Do I remember you then had to return to have the system repaired after a few weeks Dave. I think the gaslow system, or for that matter any gas system should be regulated like air con is for example.

With air con I believe if the regulations are not followed a fitter could face inprisionment

stew


----------



## 99758 (Jun 22, 2006)

I am a lpg Corgi fitter and your fitting should have been tested with live gas and it is also good practise to issue a safety cert with each installation.

Regards

Jon


----------



## artona (Jan 19, 2006)

Hi Jon

Out of interest does corgi cover caravan installations or is that another body


stew


----------



## klubnomad (Mar 6, 2006)

artona said:


> Hi
> 
> Do I remember you then had to return to have the system repaired after a few weeks Dave.
> 
> stew


Yes, I did have it repaired, or to be precise, had the rubber hoses replaced with the new metal clad ones.
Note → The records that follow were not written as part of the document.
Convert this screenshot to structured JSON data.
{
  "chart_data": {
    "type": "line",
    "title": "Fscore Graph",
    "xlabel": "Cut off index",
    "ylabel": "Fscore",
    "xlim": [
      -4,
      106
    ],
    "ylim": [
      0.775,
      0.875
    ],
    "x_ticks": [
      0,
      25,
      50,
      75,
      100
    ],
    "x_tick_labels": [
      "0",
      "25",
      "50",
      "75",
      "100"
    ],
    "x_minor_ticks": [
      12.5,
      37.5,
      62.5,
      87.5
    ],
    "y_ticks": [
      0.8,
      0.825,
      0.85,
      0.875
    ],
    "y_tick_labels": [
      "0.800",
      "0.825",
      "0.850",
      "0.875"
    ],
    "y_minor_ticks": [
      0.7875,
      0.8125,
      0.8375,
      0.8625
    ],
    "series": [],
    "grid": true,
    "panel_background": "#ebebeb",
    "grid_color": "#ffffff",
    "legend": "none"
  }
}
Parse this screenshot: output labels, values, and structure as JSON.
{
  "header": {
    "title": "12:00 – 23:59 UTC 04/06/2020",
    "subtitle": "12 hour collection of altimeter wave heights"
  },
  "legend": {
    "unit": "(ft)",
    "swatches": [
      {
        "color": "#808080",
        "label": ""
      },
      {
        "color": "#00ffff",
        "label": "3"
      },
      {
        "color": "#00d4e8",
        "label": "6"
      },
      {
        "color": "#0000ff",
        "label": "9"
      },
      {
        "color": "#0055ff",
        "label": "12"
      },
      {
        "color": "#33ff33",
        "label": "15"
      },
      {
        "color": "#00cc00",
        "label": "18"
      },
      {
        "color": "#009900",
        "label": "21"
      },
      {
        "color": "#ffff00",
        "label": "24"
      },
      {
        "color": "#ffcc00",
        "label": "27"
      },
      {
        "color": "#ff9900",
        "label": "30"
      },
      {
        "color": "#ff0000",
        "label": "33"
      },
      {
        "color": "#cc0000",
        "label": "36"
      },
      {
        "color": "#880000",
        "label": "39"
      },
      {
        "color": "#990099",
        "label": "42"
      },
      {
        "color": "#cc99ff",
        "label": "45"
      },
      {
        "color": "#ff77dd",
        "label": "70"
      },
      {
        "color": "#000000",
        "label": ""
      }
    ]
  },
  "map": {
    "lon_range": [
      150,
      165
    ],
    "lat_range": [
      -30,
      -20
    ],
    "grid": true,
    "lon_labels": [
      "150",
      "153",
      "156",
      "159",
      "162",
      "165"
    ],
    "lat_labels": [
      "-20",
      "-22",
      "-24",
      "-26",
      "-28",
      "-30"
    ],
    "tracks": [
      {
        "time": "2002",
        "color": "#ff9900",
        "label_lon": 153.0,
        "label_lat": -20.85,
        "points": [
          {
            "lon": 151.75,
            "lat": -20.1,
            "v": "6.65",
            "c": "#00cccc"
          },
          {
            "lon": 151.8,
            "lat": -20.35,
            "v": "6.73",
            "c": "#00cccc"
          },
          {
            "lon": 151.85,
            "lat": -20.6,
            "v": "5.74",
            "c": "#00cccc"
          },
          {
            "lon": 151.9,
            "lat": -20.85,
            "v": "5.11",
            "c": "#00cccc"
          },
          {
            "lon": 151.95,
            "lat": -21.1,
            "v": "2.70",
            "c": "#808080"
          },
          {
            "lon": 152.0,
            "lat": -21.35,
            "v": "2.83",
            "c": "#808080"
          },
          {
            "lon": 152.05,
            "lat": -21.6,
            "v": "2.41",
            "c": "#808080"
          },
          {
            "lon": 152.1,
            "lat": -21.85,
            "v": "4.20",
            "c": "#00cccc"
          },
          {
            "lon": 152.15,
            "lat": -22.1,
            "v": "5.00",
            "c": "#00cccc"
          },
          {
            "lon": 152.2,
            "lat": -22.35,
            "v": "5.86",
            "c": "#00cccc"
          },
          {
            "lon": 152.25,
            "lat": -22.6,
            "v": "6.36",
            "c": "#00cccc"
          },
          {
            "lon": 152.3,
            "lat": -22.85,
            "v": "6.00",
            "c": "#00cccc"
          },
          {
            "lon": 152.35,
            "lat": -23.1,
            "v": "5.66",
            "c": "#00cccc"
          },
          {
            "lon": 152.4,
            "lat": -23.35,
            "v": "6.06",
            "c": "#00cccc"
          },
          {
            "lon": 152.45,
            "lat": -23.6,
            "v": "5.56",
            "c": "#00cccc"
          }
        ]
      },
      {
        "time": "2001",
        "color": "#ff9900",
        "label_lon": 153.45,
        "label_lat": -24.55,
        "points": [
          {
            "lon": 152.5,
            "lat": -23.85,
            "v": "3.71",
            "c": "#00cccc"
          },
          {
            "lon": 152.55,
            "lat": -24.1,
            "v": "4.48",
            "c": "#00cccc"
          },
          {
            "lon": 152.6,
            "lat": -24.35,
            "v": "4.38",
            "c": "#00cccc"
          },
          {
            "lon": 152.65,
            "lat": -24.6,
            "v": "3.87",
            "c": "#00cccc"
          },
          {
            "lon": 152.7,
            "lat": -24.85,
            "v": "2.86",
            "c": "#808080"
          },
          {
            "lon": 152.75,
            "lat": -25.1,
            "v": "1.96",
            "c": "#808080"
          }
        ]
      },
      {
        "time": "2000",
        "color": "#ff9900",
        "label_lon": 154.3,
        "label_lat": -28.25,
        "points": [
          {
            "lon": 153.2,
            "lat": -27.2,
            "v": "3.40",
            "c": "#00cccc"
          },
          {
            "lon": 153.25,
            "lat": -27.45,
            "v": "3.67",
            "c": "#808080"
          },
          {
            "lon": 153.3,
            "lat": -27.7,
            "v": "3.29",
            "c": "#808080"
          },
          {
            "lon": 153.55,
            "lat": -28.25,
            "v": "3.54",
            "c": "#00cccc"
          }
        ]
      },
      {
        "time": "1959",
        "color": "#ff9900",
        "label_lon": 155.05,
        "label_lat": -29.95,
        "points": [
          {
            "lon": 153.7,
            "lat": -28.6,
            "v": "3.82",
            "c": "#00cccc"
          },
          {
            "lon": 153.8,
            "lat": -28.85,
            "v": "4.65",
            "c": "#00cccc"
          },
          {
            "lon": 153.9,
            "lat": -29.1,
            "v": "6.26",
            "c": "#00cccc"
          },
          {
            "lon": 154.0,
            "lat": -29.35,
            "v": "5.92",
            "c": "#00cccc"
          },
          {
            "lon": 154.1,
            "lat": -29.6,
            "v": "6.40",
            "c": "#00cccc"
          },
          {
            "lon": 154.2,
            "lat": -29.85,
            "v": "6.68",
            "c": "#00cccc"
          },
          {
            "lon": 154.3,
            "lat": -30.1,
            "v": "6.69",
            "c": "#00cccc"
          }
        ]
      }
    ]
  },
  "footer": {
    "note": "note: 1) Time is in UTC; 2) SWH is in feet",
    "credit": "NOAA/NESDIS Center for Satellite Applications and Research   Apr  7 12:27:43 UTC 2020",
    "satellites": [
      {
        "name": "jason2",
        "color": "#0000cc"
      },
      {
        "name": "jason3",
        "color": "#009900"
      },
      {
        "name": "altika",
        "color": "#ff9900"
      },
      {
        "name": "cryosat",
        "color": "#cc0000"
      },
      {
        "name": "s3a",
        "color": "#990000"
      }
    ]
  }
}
CMR came to *me* to replace the hoses and once again took the 'van to the LPG pumps to *test the new hoses * After 18 months all has been fine since they were replaced - I have filled up lots of time since. If I remember correctly, CMR are certified installers.

Dave

656


----------



## Rapide561 (Oct 1, 2005)

*Gaslow*

Hi

Like Dave, I have the steel hoses rather than the rubber things. Regular readers will remember one of my rubber hoses failed in Italy earlier this year with the other van.

Russell


----------



## Steamdrivenandy (Jun 18, 2007)

Russell are you still around?

I didn't hear a boom from Harrogate direction last night, so you presumably you didn't settle down for the evening with your customary brandy and a good cigar :twisted: 

I hope your gas probs get resolved quickly.

Andy


----------



## Rapide561 (Oct 1, 2005)

*Gaslow*



Steamdrivenandy said:


> Russell are you still around?
> 
> I didn't hear a boom from Harrogate direction last night, so you presumably you didn't settle down for the evening with your customary brandy and a good cigar :twisted:
> 
> ...


Hi Andy

Yes - all is well - the dealer repaired it whilst at Morrisons.

Russell


----------



## pippin (Nov 15, 2007)

I understood that as all the components for a Gaslow installation are prior to the regulator and are all "spannerable" that it is a DIY job that is not covered by gas testing or certification.

Well, at least on post 2004 fitted vehicles.


----------



## Rapide561 (Oct 1, 2005)

*Gaslow*

Hi

Email sent to Gaslow re the above.

Russell


----------